Séjourné replied that "the notion of genocide cannot be exploited for political ends."

Though the foreign minister insisted that "the rule of law applies to all" and called for an end to "systematic strikes in Gaza," observers said his dismissal of South Africa's thoroughly documented genocide charges shows a clear double standard in how France and other Western governments are choosing to apply international law as Israel decimates Gaza.

"The French government has joined the German government in stating that international law on genocide does not apply to Israel—that, because Jews have been subjected to genocide, Israel has moral and legal immunity for any war crime, even a genocide, it chooses to commit," Yanis Varoufakis, the former Greek finance minister and co-founder of the Democracy in Europe Movement 2025 (DiEM25), wrote in response to Séjourné's comments.

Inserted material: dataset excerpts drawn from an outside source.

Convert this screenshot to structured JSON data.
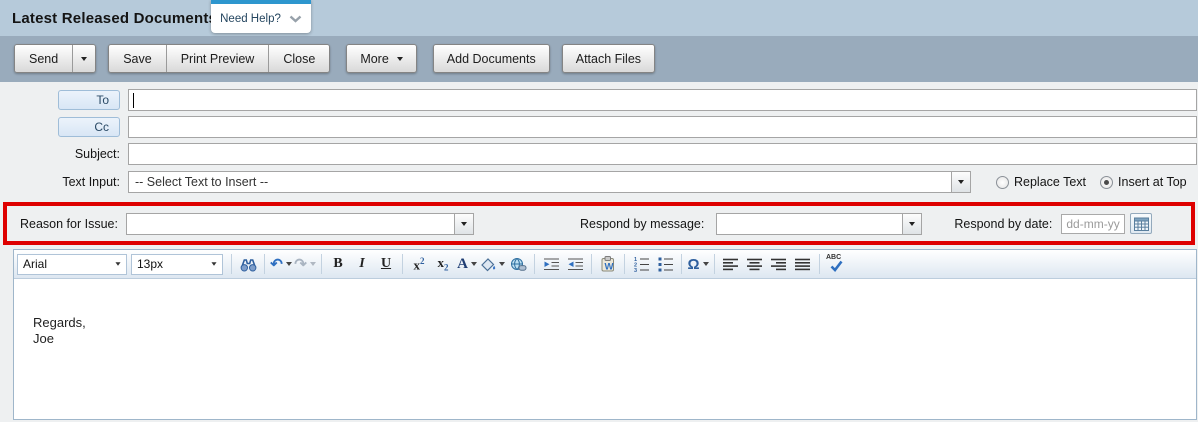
{
  "header": {
    "title": "Latest Released Documents",
    "help_label": "Need Help?"
  },
  "toolbar": {
    "send": "Send",
    "save": "Save",
    "print_preview": "Print Preview",
    "close": "Close",
    "more": "More",
    "add_documents": "Add Documents",
    "attach_files": "Attach Files"
  },
  "form": {
    "to_label": "To",
    "to_value": "",
    "cc_label": "Cc",
    "cc_value": "",
    "subject_label": "Subject:",
    "subject_value": "",
    "text_input_label": "Text Input:",
    "text_insert_selected": "-- Select Text to Insert --",
    "replace_text_label": "Replace Text",
    "replace_text_checked": false,
    "insert_at_top_label": "Insert at Top",
    "insert_at_top_checked": true
  },
  "issue_row": {
    "reason_label": "Reason for Issue:",
    "reason_value": "",
    "respond_message_label": "Respond by message:",
    "respond_message_value": "",
    "respond_date_label": "Respond by date:",
    "respond_date_value": "",
    "respond_date_placeholder": "dd-mm-yy"
  },
  "editor": {
    "font_family": "Arial",
    "font_size": "13px",
    "body_lines": [
      "Regards,",
      "Joe"
    ]
  },
  "icons": {
    "undo": "↶",
    "redo": "↷",
    "bold": "B",
    "italic": "I",
    "underline": "U",
    "sup_base": "x",
    "sup_mark": "2",
    "sub_base": "x",
    "sub_mark": "2",
    "font_color": "A",
    "omega": "Ω",
    "spellcheck": "ABC",
    "paste_word": "W"
  },
  "colors": {
    "header_bg": "#b6cada",
    "actionbar_bg": "#99abbc",
    "form_bg": "#eef0f1",
    "highlight_border": "#de0000",
    "help_tab_accent": "#2d96ce"
  }
}
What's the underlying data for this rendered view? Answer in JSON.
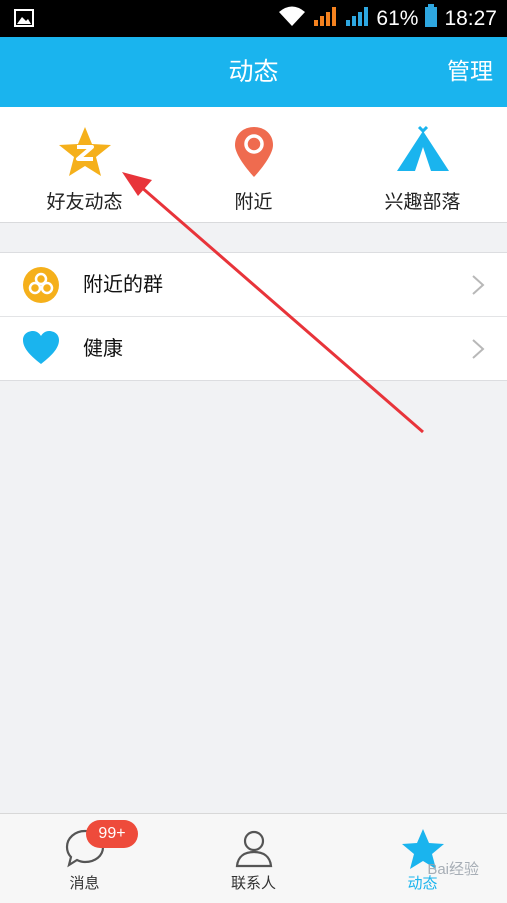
{
  "status_bar": {
    "battery_percent": "61%",
    "time": "18:27"
  },
  "header": {
    "title": "动态",
    "manage_label": "管理"
  },
  "top_nav": [
    {
      "label": "好友动态",
      "icon": "qzone-star-icon"
    },
    {
      "label": "附近",
      "icon": "location-pin-icon"
    },
    {
      "label": "兴趣部落",
      "icon": "tent-icon"
    }
  ],
  "list": [
    {
      "label": "附近的群",
      "icon": "group-circles-icon"
    },
    {
      "label": "健康",
      "icon": "heart-icon"
    }
  ],
  "bottom_tabs": [
    {
      "label": "消息",
      "icon": "chat-bubble-icon",
      "badge": "99+"
    },
    {
      "label": "联系人",
      "icon": "contact-person-icon"
    },
    {
      "label": "动态",
      "icon": "star-icon",
      "active": true
    }
  ],
  "watermark": "Bai经验",
  "colors": {
    "header_bg": "#1ab4ee",
    "active_tab": "#1ab4ee",
    "badge": "#ee4b3b",
    "annotation_arrow": "#e8343a"
  }
}
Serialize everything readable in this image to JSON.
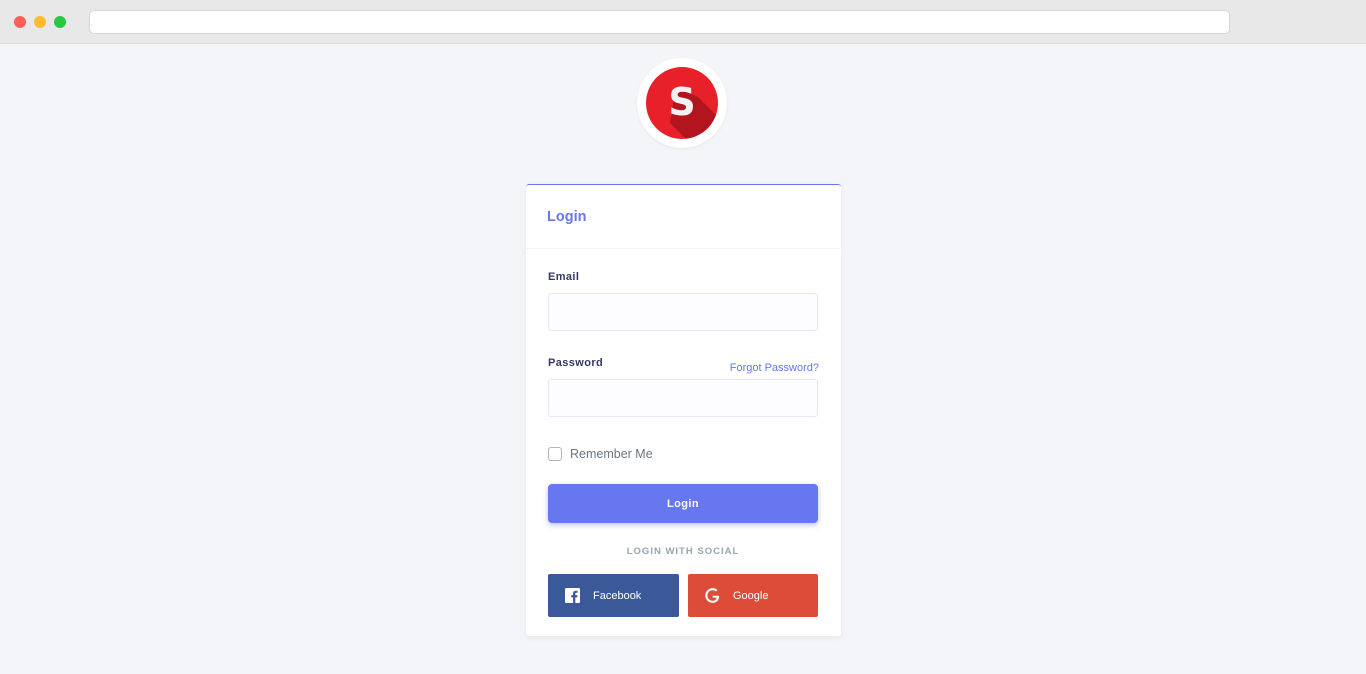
{
  "browser": {
    "address": ""
  },
  "logo": {
    "letter": "S",
    "brand_color": "#e8202a",
    "shadow_color": "#b2151d"
  },
  "login_card": {
    "title": "Login",
    "accent_color": "#6777ef",
    "email": {
      "label": "Email",
      "value": "",
      "placeholder": ""
    },
    "password": {
      "label": "Password",
      "value": "",
      "placeholder": "",
      "forgot_link": "Forgot Password?"
    },
    "remember_me": {
      "label": "Remember Me",
      "checked": false
    },
    "submit_label": "Login",
    "social_heading": "LOGIN WITH SOCIAL",
    "social_buttons": [
      {
        "label": "Facebook",
        "icon": "facebook-icon",
        "color": "#3b5998"
      },
      {
        "label": "Google",
        "icon": "google-icon",
        "color": "#dd4b39"
      }
    ]
  }
}
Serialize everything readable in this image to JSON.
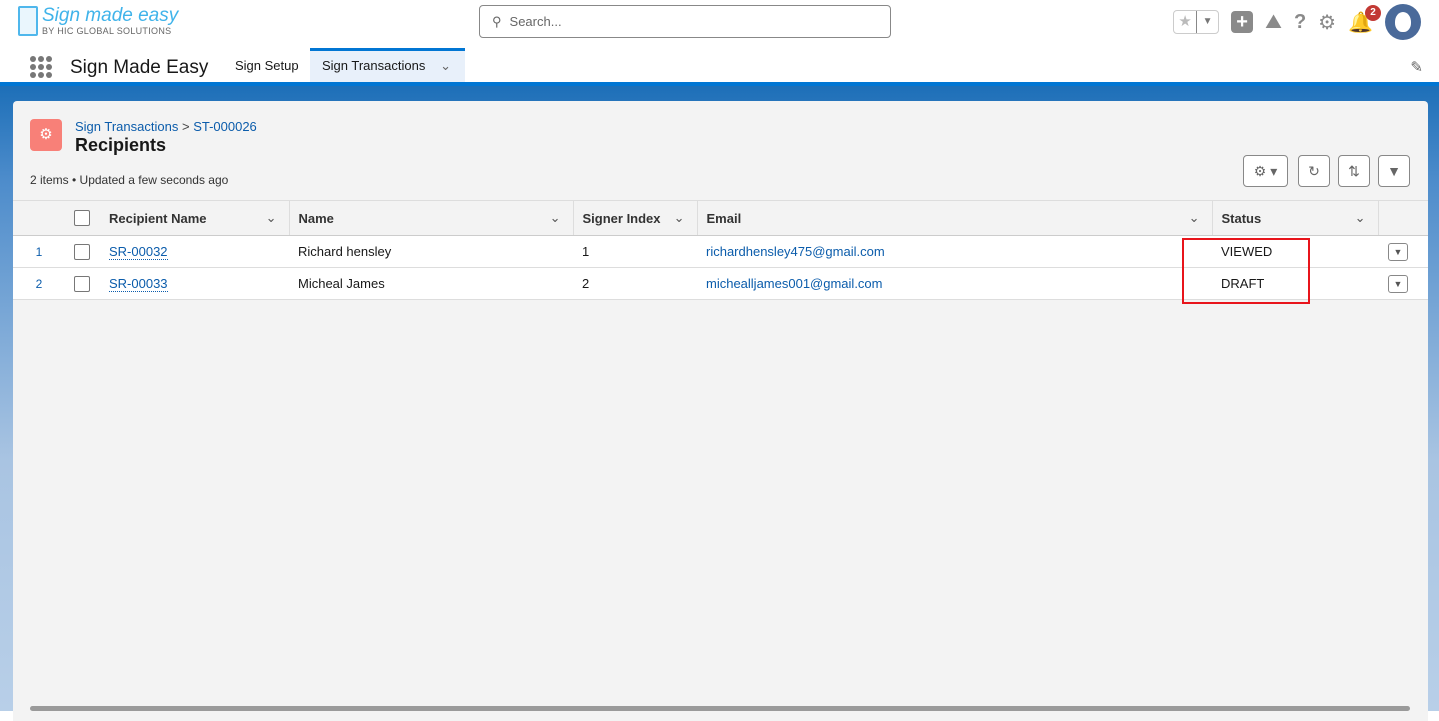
{
  "logo": {
    "title": "Sign made easy",
    "subtitle": "BY HIC GLOBAL SOLUTIONS"
  },
  "search": {
    "placeholder": "Search..."
  },
  "header": {
    "notification_count": "2"
  },
  "nav": {
    "app_name": "Sign Made Easy",
    "tabs": [
      {
        "label": "Sign Setup"
      },
      {
        "label": "Sign Transactions"
      }
    ]
  },
  "page": {
    "breadcrumb": [
      "Sign Transactions",
      "ST-000026"
    ],
    "breadcrumb_sep": ">",
    "title": "Recipients",
    "meta": "2 items • Updated a few seconds ago"
  },
  "table": {
    "columns": [
      "Recipient Name",
      "Name",
      "Signer Index",
      "Email",
      "Status"
    ],
    "rows": [
      {
        "num": "1",
        "id": "SR-00032",
        "name": "Richard hensley",
        "signer_index": "1",
        "email": "richardhensley475@gmail.com",
        "status": "VIEWED"
      },
      {
        "num": "2",
        "id": "SR-00033",
        "name": "Micheal James",
        "signer_index": "2",
        "email": "michealljames001@gmail.com",
        "status": "DRAFT"
      }
    ]
  },
  "colors": {
    "brand": "#0176d3",
    "highlight": "#e8141b"
  }
}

Guillaume Long, senior research fellow at the Center for Economic and Policy Research who previously served as Ecuador's foreign affairs minister, called Séjourné's statement "appalling and quite incredible" given that France's ambassador to the United Nations "had already announced that France would respect the ICJ ruling no matter what."

"But the new foreign minister appears to be yet another genocide apologist," said Long.

"I think a lot of western nations are trying to future-proof their own genocidal complicity and war crimes."

Séjourné's comments came a week after South Africa detailed its genocide case in a series of presentations that legal experts and human rights advocates described as compelling—and potentially enough to secure an ICJ ruling against Israel.

"I would wager that South Africa's case was strong enough that the court will impose some provisional measures on Israel in the hope of mitigating the enormous civilian harm caused by Israel's approach to fighting Hamas," Kenneth Roth, the former executive director of Human Rights Watch, wrote in an op-ed for The Guardian over the weekend.

But the United States—Israel's top arms supplier—has rejected the genocide case as "meritless," as has the United Kingdom, whose foreign secretary called South Africa's charges "nonsense." Germany has formally intervened in the ICJ proceedings in support of Israel.

Earlier this week, Anadolu Agency reported that South African lawyers are preparing to file a separate ICJ lawsuit accusing the U.S. and U.K. of complicity in Israeli war crimes in the Gaza Strip.

"The U.S. must now be held responsible for the crimes it has committed," South African attorney Wikus Van Rensburg told Anadolu. "It must accept its responsibilities."

Correction: An earlier version of this piece incorrectly identified Guillaume Long as the current foreign affairs minister in Ecuador, but this is a position he formerly heldin a previous government.